Pihak GNPF-MUI pun masih menjalin relasi baik dengan salah satu ormas Islam terbesar di Indonesia, yakni Front Pembela Islam (FPI) melalui komunikasi dengan Habib Rizieq Shihab selaku pimpinan FPI. Hal ini dikatakan oleh Muhammad Luthfie Hakim selaku Bendahara GNPF-MUI yang juga hadir pada konferensi pers hari ini.

“GNPF tetap kompak dan masih sangat solid terhadap Habib Rizieq Shihab,” katanya. “Tidak ada perpecahan di kami, tidak ada sama sekali.”

Pengakuan Luthfie tersebut juga diperkuat dengan pernyataan dari Bachtiar Nasir. Menurut Bachtiar, segala tindakan dan pertemuan yang digagas oleh GNPF-MUI selalu dikoordinasikan terlebih dahulu dengan Rizieq Shihab, meskipun saat ini ia berada di Yaman. “Jadi tidak ada satu pun pertemuan sebelum dan sesudahnya yang tidak kita koordinasikan dengan Habib Rizieq.”

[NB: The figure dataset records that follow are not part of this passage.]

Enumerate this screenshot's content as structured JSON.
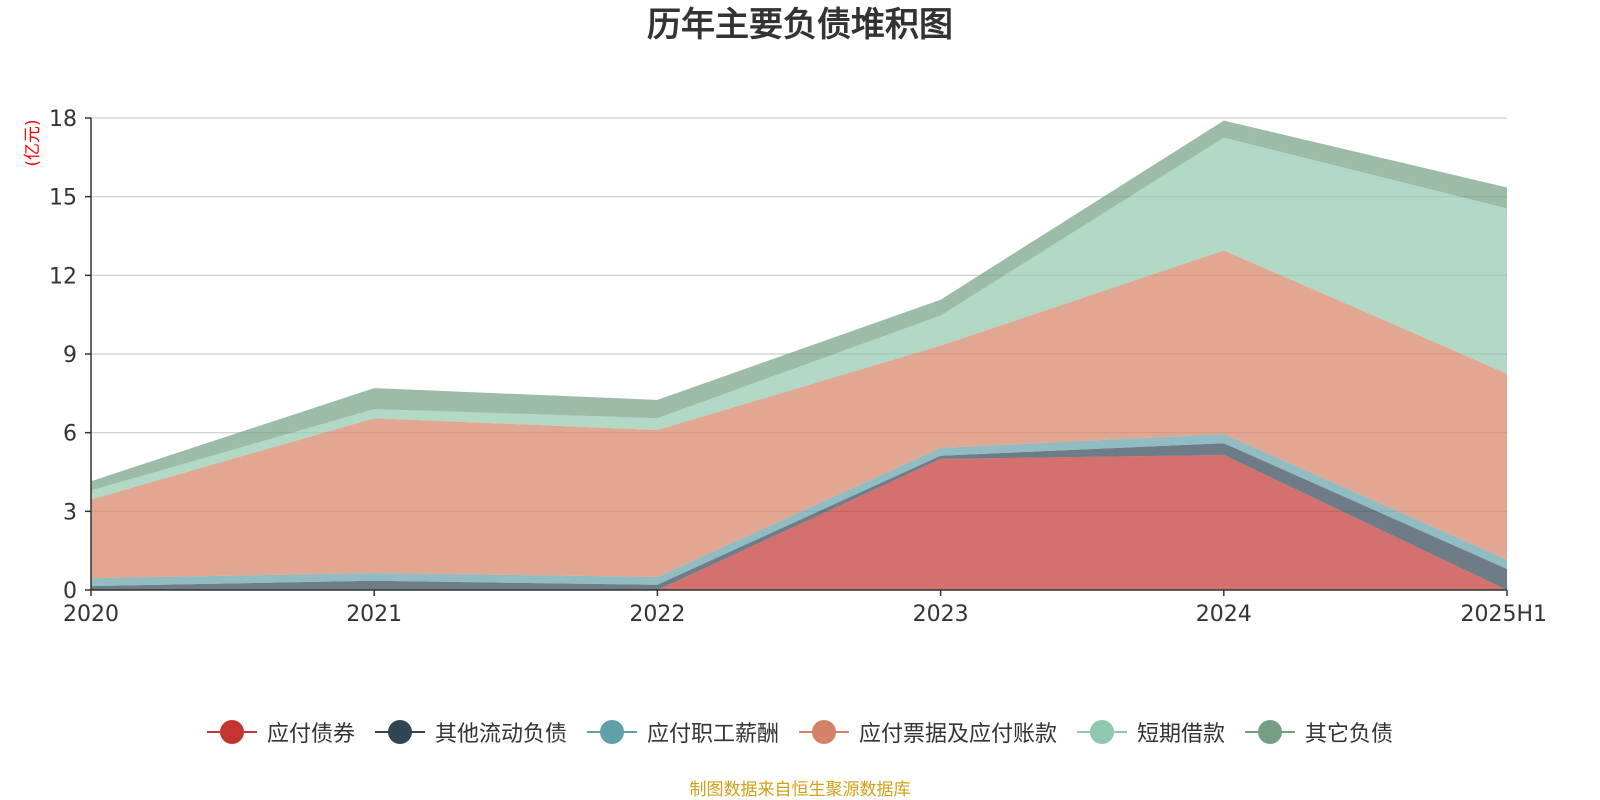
{
  "chart_data": {
    "type": "area",
    "stacked": true,
    "title": "历年主要负债堆积图",
    "ylabel": "亿元",
    "xlabel": "",
    "categories": [
      "2020",
      "2021",
      "2022",
      "2023",
      "2024",
      "2025H1"
    ],
    "ylim": [
      0,
      18
    ],
    "yticks": [
      "0",
      "3",
      "6",
      "9",
      "12",
      "15",
      "18"
    ],
    "grid": true,
    "legend_position": "bottom",
    "series": [
      {
        "name": "应付债券",
        "color": "#c23531",
        "values": [
          0,
          0,
          0,
          5.0,
          5.15,
          0
        ]
      },
      {
        "name": "其他流动负债",
        "color": "#2f4554",
        "values": [
          0.15,
          0.35,
          0.2,
          0.12,
          0.45,
          0.8
        ]
      },
      {
        "name": "应付职工薪酬",
        "color": "#61a0a8",
        "values": [
          0.3,
          0.3,
          0.3,
          0.3,
          0.35,
          0.35
        ]
      },
      {
        "name": "应付票据及应付账款",
        "color": "#d48265",
        "values": [
          3.0,
          5.9,
          5.6,
          3.9,
          7.0,
          7.1
        ]
      },
      {
        "name": "短期借款",
        "color": "#91c7ae",
        "values": [
          0.35,
          0.35,
          0.45,
          1.15,
          4.3,
          6.3
        ]
      },
      {
        "name": "其它负债",
        "color": "#749f83",
        "values": [
          0.35,
          0.8,
          0.7,
          0.6,
          0.65,
          0.8
        ]
      }
    ]
  },
  "source_note": "制图数据来自恒生聚源数据库"
}
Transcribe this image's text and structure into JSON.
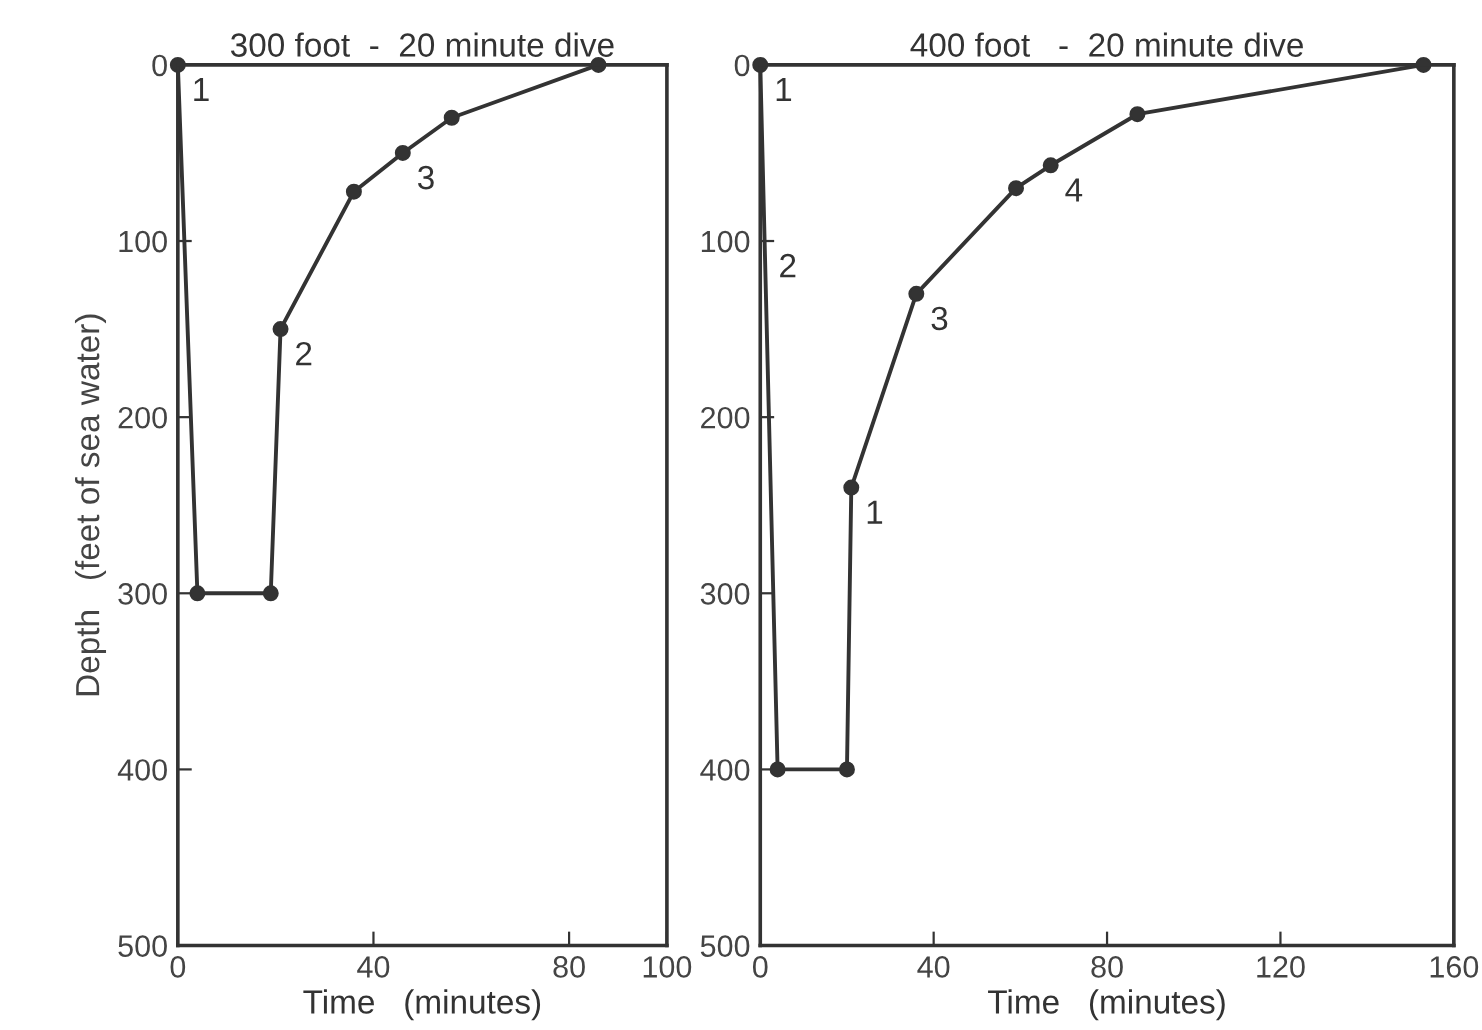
{
  "chart_data": [
    {
      "type": "line",
      "title": "300 foot  -  20 minute dive",
      "xlabel": "Time   (minutes)",
      "ylabel": "Depth   (feet of sea water)",
      "x": [
        0,
        4,
        19,
        21,
        36,
        46,
        56,
        86
      ],
      "series": [
        {
          "color": "#333333",
          "values": [
            0,
            300,
            300,
            150,
            72,
            50,
            30,
            0
          ]
        }
      ],
      "xlim": [
        0,
        100
      ],
      "xticks": [
        0,
        40,
        80,
        100
      ],
      "ylim": [
        500,
        0
      ],
      "yticks": [
        0,
        100,
        200,
        300,
        400,
        500
      ],
      "marker": "circle",
      "line_style": "solid",
      "grid": false,
      "annotations": [
        {
          "text": "1",
          "x": 0,
          "y": 0
        },
        {
          "text": "2",
          "x": 21,
          "y": 150
        },
        {
          "text": "3",
          "x": 46,
          "y": 50
        }
      ]
    },
    {
      "type": "line",
      "title": "400 foot   -  20 minute dive",
      "xlabel": "Time   (minutes)",
      "x": [
        0,
        4,
        20,
        21,
        36,
        59,
        67,
        87,
        153
      ],
      "series": [
        {
          "color": "#333333",
          "values": [
            0,
            400,
            400,
            240,
            130,
            70,
            57,
            28,
            0
          ]
        }
      ],
      "xlim": [
        0,
        160
      ],
      "xticks": [
        0,
        40,
        80,
        120,
        160
      ],
      "ylim": [
        500,
        0
      ],
      "yticks": [
        0,
        100,
        200,
        300,
        400,
        500
      ],
      "marker": "circle",
      "line_style": "solid",
      "grid": false,
      "annotations": [
        {
          "text": "1",
          "x": 0,
          "y": 0
        },
        {
          "text": "2",
          "x": 1,
          "y": 100
        },
        {
          "text": "1",
          "x": 21,
          "y": 240
        },
        {
          "text": "3",
          "x": 36,
          "y": 130
        },
        {
          "text": "4",
          "x": 67,
          "y": 57
        }
      ]
    }
  ]
}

Ketua umum FPI, Ahmad Sobri Lubis juga mengaku bahwa Habib Rizieq Shihab sekarang sangat nyaman berada di Yaman dan tidak dalam permasalahan serius. Sobri menuturkan bahwa Rizieq Shihab selalu mengontrol dan pihak GNPF-MUI beserta FPI selalu melaporkan hal yang terjadi kepada Rizieq Shihab.

“Jadi tidak pernah putus komunikasi,” tegas Sobri.

Terkait pertemuan dengan Presiden Jokowi, Sobri juga menyatakan bahwa Rizieq sangat puas terhadap kabar tersebut. “Habib Rizieq sangat bersyukur karena ini merupakan program yang diharapkan Habib Rizieq sejak awal,” katanya.

Mendukung hal tersebut, Luthfie juga menambahkan bahwa melalui pesan whatsapp, Rizieq Shihab mengucap puas akan dialog yang dilakukan GNPF-MUI dengan Presiden Jokowi. “Terima kasih atas kerja kerasnya,” tutur Luthfie membacakan pesan Rizieq Shihab.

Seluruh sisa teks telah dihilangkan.